This is going to sound obsessive (and it is, I fully admit; I'm afflicted by mild OCD, and it affects me in rather idiotic and annoying ways), but after seeing Star Trek Into Darkness the first time in theaters, I hated the film, but couldn't place my finger on why. As soon as it was released on DVD, I obtained the cheapest copy available (it completed my Star Trek film DVD collection) and watched it again. I had to know why I detested the movie as much as I did.
Then I watched it again...
And again...
By the eleventh time I subjected myself to the damn thing, my niece and nephews had begun worrying about my sanity. (I didn't, of course. I know I've never been sane, so there's nothing to worry about.) Nevertheless, by that time I'd come to the following conclusions:
- In hindsight, the fact that the film was dedicated to the victims of the September 11th attacks should've been our first clue that the movie wasn't exactly a quality film. When a film written by a 9/11 Truther is dedicated to an event that was already a decade old at the time the film was released, buckle your seat belts and pray it's all over soon.
- That opening bit with Nibiru was truly wretched. The Nibiru reference itself had me grinding my teeth, but the use of "cold fusion" had me biting down in frustration so hard I was worried I'd shatter my teeth if I didn't unclench my jaw. I don't know if the writers thought they were being cute, or if they were aiming for that '60s TOS kitch, overshot, and hit "fucking stupid" instead, but damn. That scene alone had me ready to leave the theater (and I've willingly watched Battlefield: Earth for the lulz).

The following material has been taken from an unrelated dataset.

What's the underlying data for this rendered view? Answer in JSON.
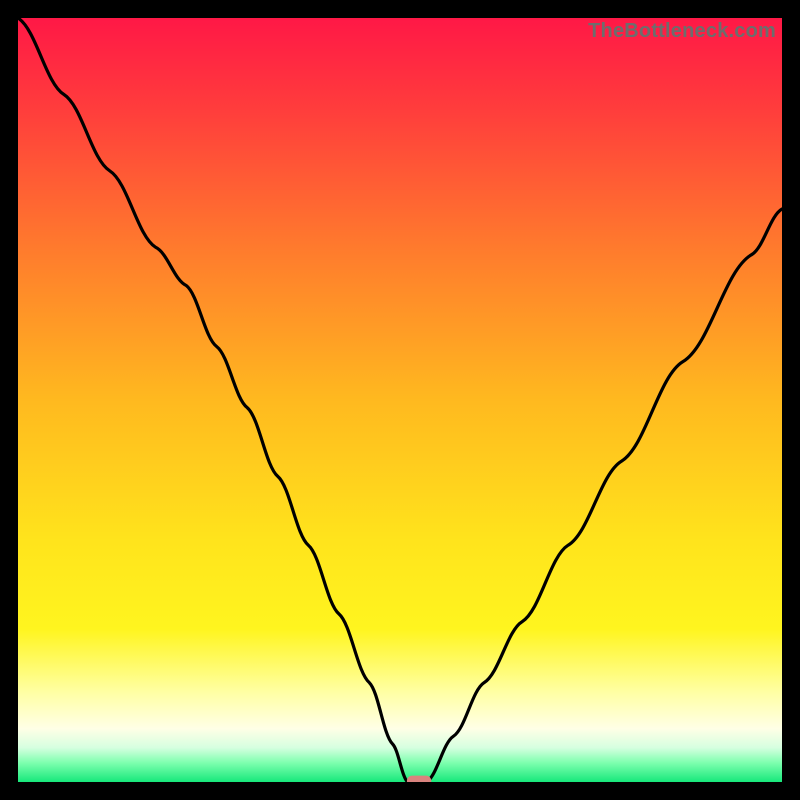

I had no idea it was foreshadowing how terrible the rest of the film was.
- Loved the scene where Pike gives Kirk his due comeuppance for trying to hide what he'd done instead of owning up to it. (I should've realized the writers were trying to lull us into a false sense of security.) In all honesty, the rest of the film from this point to Khan's big reveal doesn't bother me all that much; some portions of it actually had me somewhat invested.
- ...Then we had the stupid scene where McCoy is trying to open the torpedoes with Marcus. When an otherwise straightforward scene like this is drawn out in such an artificial manner, it smacks of "padding the runtime". (I get that you have to be careful when disarming/opening up a torpedo of any kind, but does the torpedo really need to grab Bones' arm to make the scene tense? That's just overkill. The fact that Bones was used for this scene at all screams, "Give Urban something to do or he's gonna threaten to renegotiate his salary again!")
- Every scene from this point onward had me wishing I'd left the theater and asked for a refund for all the reasons Chuck mentioned and then some. Ripping off Spock's death from Wrath of Khan was bad enough, but having Kirk hopping around inside the warp engine like a damn video game character bopping about an unused map from Portal 2 is practically an outright desecration, as was Spock's reversal of the "Khan" scream. It wasn't cute. It wasn't clever. It wasn't well-thought out, or even thought-out at all. It was just plain stupid.
- Spock chasing Khan bored me tremendously, and still does to this day. Maybe I'm jaded because I grew up in the era of modern CGI (Jurassic Park and Terminator 2 were released in my younger days, and I'm a trained graphics nerd, so I'm well-versed in spotting even the most realistic-looking CGI by now), but damn, do I miss the days when chase scenes like this looked and felt more realistic and tense. If you'd traded Spock and Khan with Stallone and Assante from Judge Dredd, the scene would've fit right in with that movie's overblown, mindless nonsense.
- That's all surface stuff, of course. The film's total mishandling of its own themes, let alone the ruination of not only classic characters (the only characters that acted like professionals throughout the entire film were Scotty, Sulu, and Chekov; everyone else acted worse than merely "immature", and we're supposed to buy that these idiots are the astronauts of the future?), but of institutions as well (Section 31 is so out-in-the-open with their actions in the Bad Robot material that they may as well just retcon the whole "rogue agency" aspect away completely and admit they've made Starfleet into the Galactic Empire), made the entire experience feel like a headache-inducing trip through a 9/11 Truther's terrible Star Trek fanfic.
Star Trek Into Darkness is not such a film.
If it has a "0" rating, it has certainly earned it.